O Global Times, jornal em inglês do grupo do Diário do Povo, o órgão central do Partido Comunista Chinês, foi mais longe e no seu editorial desta quinta-feira afirmou que a NATO “precisa de criar continuamente mais inimigos e crises para sustentar a sua existência”, acusando a Aliança de “incitar conflitos” na região da Ásia-Pacífico.
“Não vamos especular sobre se a NATO chegará viva ao seu 76.º aniversário, mas é certo que a NATO não avançará pacificamente para o futuro”, pode ler-se no texto, que refere ainda que “a expansão contínua da NATO na Europa e o seu alcance na região Ásia-Pacífico visam infiltrar a política de grupo e o pensamento de confronto na integração regional e na globalização económica”.
O jornal chinês recordou ainda que Pequim “está agora a desempenhar um papel decisivo na guerra da Rússia contra a Ucrânia”. E num sinal da escalada das tensões entre Pequim e a NATO, soube-se agora que a China está a realizar exercícios militares antiterroristas desde o dia 8 com a Bielorrússia na fronteira oriental da NATO, mais concretamente em Brest, uma cidade bielorrussa junto à Polónia. Segundo analistas, Pequim queria enviar à Aliança uma mensagem de alerta com o calendário dos exercícios, até porque exercícios sino-bielorrussos já ocorreram antes, mas esta é a primeira vez desde que a Rússia invadiu a Ucrânia.
Mais mísseis na Alemanha
No que diz respeito à Ucrânia, Volodymyr Zelensky recebeu na quarta-feira promessas de novas defesas aéreas e a garantia de que está para breve o início da entrega de jatos F-16 por parte dos aliados da NATO. E também ouviu os Estados Unidos anunciarem um passo importante para reforçar a dissuasão da NATO contra a Rússia na Europa, ao dizerem que iniciarão “implantações episódicas” de mísseis de longo alcance para a Alemanha em 2026. A Casa Branca referiu também que eventualmente tentaria estacioná-los permanentemente na Alemanha, e os mísseis teriam “um alcance significativamente maior” do que os atuais sistemas norte-americanos na Europa.
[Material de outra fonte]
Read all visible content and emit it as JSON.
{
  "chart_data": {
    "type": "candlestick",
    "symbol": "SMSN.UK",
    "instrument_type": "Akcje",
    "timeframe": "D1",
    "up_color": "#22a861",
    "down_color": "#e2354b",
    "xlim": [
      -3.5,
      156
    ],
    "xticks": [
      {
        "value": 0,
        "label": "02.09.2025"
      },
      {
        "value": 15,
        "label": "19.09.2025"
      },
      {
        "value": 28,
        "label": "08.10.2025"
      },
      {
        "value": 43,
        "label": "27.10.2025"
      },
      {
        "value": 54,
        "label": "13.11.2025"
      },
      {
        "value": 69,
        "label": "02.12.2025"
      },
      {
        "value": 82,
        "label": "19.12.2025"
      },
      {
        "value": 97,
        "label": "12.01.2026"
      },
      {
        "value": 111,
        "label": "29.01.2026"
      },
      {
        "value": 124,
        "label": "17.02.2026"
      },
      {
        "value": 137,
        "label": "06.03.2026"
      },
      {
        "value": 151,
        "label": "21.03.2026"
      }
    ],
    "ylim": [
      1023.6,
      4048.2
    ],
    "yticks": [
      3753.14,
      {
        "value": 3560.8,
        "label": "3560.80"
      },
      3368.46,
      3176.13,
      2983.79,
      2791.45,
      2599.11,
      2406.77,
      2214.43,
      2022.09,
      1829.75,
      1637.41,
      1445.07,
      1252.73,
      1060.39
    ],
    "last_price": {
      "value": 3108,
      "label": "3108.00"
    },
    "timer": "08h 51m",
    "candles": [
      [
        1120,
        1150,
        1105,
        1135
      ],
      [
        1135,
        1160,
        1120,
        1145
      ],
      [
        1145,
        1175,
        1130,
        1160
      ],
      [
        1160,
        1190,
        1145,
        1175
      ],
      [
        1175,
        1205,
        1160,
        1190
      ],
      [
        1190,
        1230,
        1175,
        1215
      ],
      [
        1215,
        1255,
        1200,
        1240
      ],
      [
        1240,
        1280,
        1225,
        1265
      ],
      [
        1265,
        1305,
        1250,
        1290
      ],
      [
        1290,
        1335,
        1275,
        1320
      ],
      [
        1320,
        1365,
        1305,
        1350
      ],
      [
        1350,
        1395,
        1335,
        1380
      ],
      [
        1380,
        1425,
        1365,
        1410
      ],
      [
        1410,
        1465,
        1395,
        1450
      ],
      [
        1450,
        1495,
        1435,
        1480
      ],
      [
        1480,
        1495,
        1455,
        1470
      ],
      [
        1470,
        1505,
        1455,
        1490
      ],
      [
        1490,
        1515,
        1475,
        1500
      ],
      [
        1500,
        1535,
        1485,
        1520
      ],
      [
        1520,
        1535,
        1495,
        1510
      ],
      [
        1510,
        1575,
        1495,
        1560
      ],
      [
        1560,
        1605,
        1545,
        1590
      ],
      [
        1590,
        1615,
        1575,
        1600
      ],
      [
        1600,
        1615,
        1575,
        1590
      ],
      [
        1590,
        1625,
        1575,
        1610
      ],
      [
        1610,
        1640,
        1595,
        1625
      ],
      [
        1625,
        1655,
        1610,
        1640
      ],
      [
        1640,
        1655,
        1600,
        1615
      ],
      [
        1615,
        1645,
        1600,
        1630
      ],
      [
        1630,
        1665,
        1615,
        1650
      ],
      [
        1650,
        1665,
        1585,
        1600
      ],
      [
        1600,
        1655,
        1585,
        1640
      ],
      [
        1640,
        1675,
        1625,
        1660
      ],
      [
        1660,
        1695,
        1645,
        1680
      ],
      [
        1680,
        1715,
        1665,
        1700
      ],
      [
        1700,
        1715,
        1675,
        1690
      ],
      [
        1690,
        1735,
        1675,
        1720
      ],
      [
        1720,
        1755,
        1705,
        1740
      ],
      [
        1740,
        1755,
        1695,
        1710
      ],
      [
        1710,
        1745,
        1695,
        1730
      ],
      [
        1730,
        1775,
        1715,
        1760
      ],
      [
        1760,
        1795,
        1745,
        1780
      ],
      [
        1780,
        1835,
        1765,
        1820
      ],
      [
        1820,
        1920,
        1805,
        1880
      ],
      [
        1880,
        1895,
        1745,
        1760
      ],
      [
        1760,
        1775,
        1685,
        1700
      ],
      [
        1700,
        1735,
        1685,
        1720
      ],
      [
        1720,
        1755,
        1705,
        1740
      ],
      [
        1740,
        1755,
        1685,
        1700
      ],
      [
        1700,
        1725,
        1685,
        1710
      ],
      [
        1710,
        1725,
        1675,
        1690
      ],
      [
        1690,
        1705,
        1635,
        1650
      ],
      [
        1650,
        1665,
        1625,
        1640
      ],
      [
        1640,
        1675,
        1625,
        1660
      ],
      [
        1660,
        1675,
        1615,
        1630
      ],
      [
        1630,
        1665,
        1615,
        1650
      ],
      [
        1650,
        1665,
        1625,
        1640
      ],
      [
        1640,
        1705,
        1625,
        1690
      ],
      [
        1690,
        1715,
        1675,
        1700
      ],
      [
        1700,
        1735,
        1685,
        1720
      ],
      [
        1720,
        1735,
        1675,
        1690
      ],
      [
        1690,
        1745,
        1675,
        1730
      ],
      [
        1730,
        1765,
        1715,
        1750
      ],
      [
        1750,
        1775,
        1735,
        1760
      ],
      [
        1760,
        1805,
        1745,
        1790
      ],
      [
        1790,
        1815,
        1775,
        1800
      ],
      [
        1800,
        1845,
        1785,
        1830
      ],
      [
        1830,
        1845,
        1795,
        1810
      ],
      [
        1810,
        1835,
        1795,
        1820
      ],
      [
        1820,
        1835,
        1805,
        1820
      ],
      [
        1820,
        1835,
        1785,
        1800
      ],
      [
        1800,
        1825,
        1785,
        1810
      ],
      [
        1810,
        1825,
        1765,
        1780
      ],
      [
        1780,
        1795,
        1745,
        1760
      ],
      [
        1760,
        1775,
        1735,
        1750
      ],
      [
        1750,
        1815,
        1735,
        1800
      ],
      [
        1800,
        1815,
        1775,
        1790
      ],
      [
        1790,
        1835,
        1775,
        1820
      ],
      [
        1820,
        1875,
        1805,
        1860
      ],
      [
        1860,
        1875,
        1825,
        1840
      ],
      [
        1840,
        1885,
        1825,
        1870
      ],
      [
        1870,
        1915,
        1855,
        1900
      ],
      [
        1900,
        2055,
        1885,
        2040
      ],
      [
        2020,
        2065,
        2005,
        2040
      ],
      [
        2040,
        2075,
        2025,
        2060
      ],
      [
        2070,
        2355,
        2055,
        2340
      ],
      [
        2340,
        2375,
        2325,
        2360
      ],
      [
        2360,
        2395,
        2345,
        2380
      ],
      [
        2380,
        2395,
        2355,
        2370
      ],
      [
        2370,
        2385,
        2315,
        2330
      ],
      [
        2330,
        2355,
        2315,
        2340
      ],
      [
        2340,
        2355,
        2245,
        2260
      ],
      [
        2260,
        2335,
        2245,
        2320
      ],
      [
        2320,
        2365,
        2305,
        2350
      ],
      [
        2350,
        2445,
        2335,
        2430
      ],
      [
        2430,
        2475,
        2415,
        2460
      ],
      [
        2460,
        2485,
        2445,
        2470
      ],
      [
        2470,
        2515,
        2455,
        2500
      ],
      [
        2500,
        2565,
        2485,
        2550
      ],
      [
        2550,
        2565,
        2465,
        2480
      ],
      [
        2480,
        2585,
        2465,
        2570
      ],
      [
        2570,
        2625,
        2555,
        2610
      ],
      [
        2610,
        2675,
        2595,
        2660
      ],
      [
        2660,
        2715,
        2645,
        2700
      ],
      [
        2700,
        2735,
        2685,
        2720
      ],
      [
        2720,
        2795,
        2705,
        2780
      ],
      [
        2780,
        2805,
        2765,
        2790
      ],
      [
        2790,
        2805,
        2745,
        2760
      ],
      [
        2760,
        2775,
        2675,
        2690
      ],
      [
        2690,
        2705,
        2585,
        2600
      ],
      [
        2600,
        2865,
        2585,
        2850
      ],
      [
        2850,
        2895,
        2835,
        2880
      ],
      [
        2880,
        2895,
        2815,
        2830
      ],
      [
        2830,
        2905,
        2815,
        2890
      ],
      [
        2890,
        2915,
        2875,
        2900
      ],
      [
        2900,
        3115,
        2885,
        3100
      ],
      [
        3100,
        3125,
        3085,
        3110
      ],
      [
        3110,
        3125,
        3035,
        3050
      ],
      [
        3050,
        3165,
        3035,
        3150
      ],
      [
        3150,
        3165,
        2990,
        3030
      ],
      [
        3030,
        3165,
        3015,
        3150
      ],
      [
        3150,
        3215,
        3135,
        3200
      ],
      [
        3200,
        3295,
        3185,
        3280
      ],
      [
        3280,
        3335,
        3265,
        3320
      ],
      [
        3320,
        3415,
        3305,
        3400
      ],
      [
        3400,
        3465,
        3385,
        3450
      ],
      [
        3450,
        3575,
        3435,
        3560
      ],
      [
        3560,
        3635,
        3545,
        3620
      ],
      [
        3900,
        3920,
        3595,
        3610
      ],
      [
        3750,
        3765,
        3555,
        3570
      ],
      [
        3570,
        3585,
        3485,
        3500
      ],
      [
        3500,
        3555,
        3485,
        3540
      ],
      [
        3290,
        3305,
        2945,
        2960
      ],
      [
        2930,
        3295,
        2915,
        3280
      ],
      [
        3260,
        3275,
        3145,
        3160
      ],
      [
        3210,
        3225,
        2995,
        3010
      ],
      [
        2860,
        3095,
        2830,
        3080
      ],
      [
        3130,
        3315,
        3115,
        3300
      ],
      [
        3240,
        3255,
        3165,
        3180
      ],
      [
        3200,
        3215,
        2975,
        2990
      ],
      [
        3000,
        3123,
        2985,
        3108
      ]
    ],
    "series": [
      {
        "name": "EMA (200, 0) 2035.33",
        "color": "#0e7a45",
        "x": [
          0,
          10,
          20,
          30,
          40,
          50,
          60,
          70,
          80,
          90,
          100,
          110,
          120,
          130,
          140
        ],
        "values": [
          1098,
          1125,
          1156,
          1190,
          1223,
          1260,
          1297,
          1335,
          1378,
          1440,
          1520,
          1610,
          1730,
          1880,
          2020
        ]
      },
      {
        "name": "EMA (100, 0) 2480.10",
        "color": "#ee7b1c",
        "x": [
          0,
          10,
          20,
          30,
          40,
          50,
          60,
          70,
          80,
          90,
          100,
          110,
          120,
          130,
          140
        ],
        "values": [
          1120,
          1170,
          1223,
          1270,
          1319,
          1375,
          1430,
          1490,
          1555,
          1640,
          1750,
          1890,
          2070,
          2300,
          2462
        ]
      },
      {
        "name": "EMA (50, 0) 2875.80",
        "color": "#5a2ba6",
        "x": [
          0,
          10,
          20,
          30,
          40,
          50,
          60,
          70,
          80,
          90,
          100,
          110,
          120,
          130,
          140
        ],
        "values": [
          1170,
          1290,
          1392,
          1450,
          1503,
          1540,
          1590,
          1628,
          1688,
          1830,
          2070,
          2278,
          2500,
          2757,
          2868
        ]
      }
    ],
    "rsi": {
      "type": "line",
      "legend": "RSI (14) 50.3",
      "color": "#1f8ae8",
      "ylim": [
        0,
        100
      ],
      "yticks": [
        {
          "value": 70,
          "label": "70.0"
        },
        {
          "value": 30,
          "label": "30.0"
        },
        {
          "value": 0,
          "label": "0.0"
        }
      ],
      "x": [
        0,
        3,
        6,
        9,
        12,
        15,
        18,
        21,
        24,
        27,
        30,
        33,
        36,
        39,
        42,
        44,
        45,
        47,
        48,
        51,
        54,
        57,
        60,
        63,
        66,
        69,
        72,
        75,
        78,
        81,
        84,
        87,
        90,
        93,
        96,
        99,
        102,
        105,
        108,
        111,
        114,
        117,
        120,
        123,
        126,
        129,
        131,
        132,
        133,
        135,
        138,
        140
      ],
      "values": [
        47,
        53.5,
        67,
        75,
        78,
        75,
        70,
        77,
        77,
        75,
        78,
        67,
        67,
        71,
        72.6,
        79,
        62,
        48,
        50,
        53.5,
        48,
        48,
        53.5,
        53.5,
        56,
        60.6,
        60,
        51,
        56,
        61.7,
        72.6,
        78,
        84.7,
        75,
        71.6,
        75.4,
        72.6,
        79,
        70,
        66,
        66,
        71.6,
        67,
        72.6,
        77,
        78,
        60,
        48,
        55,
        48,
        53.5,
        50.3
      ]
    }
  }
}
O chanceler alemão, Olaf Scholz, mostrou esta quinta-feira o seu agrado com esta decisão, afirmando que é “algo de dissuasão e que garante a paz, e é uma decisão necessária e importante no momento certo”.
O Kremlin reagiu esta quinta-feira aos anúncios feitos em Washington, dizendo que estava a planear “medidas de resposta” para conter a “ameaça muito grave” da NATO, acusando a Aliança de estar “totalmente envolvida no conflito sobre a Ucrânia”.
O que levou o presidente da Turquia a reiterar que qualquer possibilidade de um confronto direto entre a Rússia e a NATO era “preocupante”. “Quaisquer passos que possam levar a este resultado devem ser evitados conscientemente”, disse Recep Tayyip Erdogan, um dos poucos membros da NATO que manteve laços com a Rússia desde a invasão.
Já esta quinta-feira, na reunião do Conselho NATO-Ucrânia, Zelensky disse que Kiev está “muito perto” do seu objetivo de se juntar à Aliança, um comentário que surgiu depois de Stoltenberg ter dito que os dois tinham concordado, numa reunião mais cedo, que “mais financiamento, mais apoio militar, mais acordos de segurança e mais interoperabilidade constituem uma ponte para a adesão à NATO”.
No que os dois parecem ainda não concordar é quanto à pretensão de Kiev de os aliados deixarem cair os limites ao uso das suas armas em ataques contra a Rússia, algo referido esta quinta-feira mais uma vez pelo líder ucraniano. Stoltenberg observou que os aliados reduziram as restrições impostas à Ucrânia, com os países variando nas suas limitações, e que isso permitiu a Kiev atacar alvos militares legítimos em território russo. No entanto, lembrou que os aliados têm o direito de ajudar e defender o direito de autodefesa da Ucrânia “sem se tornar parte no conflito”.